Il 20 agosto si è sentito male sull’aereo in volo da Tomsk a Mosca. Il pilota è atterrato a Omsk. Dopo molte ore di attesa il 21 agosto il primario dell’Ospedale di emergenza numero 1 di Omsk Aleksandr Murakhovski ha spiegato che le condizioni del paziente erano “migliorate” e che poteva essere trasferito in Germania sotto la responsabilità della consorte Yulia, accorsa da Mosca con il cognato Oleg. Il vice primario Anatoly Kalinichenko ha voluto precisare però che “nessun veleno è stato trovato nel sangue e nelle urine del ricoverato”. Per i sanitari della città il malore sarebbe stato provocato da un’alterazione improvvisa del metabolismo. Un aereo noleggiato da “Cinema for peace” ha trasportato il blogger a Berlino.

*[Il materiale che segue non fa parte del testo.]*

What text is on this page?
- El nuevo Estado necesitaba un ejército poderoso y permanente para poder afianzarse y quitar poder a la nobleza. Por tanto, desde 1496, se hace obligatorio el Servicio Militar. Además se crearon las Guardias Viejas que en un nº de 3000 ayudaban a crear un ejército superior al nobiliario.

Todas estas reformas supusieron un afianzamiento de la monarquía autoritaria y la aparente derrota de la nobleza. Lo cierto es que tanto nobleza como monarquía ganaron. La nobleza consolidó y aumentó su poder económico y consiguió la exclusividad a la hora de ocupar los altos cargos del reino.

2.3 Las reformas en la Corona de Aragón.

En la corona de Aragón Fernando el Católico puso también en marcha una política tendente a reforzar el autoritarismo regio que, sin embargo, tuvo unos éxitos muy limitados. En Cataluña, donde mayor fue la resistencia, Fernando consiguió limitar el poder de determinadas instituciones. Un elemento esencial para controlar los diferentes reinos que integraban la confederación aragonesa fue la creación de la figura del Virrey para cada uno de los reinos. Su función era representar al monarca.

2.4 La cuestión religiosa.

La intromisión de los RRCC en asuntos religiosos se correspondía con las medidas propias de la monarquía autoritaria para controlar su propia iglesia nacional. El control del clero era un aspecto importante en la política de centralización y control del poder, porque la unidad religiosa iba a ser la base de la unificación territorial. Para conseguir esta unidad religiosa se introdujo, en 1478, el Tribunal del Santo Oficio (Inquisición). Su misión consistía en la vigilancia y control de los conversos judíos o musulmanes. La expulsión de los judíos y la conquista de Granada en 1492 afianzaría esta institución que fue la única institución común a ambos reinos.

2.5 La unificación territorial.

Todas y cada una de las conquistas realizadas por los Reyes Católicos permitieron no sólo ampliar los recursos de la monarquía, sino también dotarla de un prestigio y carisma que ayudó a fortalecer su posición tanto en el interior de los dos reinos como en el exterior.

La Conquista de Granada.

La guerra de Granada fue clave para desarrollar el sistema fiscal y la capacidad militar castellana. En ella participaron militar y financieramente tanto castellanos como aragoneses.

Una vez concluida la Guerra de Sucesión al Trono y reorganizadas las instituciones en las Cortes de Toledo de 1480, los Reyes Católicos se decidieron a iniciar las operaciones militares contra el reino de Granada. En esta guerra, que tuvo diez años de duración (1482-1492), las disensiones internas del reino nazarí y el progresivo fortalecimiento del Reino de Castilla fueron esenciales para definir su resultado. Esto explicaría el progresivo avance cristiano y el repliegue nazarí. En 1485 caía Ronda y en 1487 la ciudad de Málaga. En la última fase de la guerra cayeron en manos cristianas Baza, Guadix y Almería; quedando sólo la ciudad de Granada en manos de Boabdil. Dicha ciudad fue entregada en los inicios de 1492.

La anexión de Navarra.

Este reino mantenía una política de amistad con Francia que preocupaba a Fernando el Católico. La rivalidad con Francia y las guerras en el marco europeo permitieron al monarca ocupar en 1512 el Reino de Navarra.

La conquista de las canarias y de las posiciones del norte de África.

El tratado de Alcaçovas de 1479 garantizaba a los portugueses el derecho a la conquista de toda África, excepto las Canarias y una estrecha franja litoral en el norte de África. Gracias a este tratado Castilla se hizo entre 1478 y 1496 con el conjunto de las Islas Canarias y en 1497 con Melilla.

Alla fine di dicembre dalla Germania, dove si stava ancora curando, Navalny aveva telefonato all’agente del Fsb (il servizio segreto federale erede del Kgb sovietico)  che avrebbe avuto l’incarico di far sparire dalle sue mutande le tracce del Novichok, l’agente nervino che lo ha quasi ucciso. All’operazione ha collaborato il sito di giornalismo investigativo britannico “Bellingcat”, che ha fornito al dissidente più popolare della Russia, 44 anni, i nomi e gli indirizzi delle squadre che sono intervenute a Tomsk e a Omsk. Alle 6 e 30 del 14 dicembre spacciandosi per Maksim Ustinov, ex direttore dello Fsb e assistente del capo del consiglio di sicurezza Nikolaj Patrushev, uomo della cerchia ristretta dei funzionari più fedeli a Putin, Navalny ha telefonato a Konstantin Kudryavtsev, 40 anni, laureato all’accademia militare chimico-batteriologica. L’uomo dell’intelligence sarebbe stato incluso nella squadra intervenuta due volte a Omsk per cancellare ogni traccia di Novichok dagli indumenti intimi di Navalny. Un altro team avrebbe contaminato con la sostanza letale le mutande del dissidente penetrando nella stanza del suo albergo a Tomsk, lo Xander, mentre Navalny era in piscina. “Su cosa vi siete concentrati?”, chiede il blogger. Kudryavtsev non esita: “Le mutande, la parte interna, quella dell’inguine”. Secondo l’Agenzia dell’Onu che dovrebbe contrastare la diffusione degli arsenali chimici, in sigla inglese Opcw, contro Navalny sarebbe stata usata una versione del Novichok sviluppata dopo il 1993, l’anno nel quale la Russia ha sottoscritto il trattato che mette al bando anche quella sostanza. Il Novichok era stato usato nel 2018 a Salisbury per eliminare l’ex spia russa Serghej Skripal e la figlia Yulija.

Navalny si affaccia sulla scena politica nel 2011 organizzando manifestazioni contro il risultato delle elezioni parlamentari. Due anni dopo con una campagna sui social network e nei cortili delle case rischia di costringere al ballottaggio il sindaco di Mosca  Serghej Sobyanin. Per partecipare alle assemblee delle grandi aziende russe e per avere accesso ai loro documenti compra due azioni di ogni società e dà vita alla Fondazione contro la corruzione Fbk. Nel 2017 scopre che il premier Dmitri Medvedev possiede un impero immobiliare nascosto sotto il paravento di una rete di fondazioni benefiche. Avrebbe voluto sfidare Putin nelle elezioni presidenziali del 2018, ma la Commissione elettorale centrale lo ha escluso dalla competizione per la condanna a 3 anni e 6 mesi per appropriazione indebita.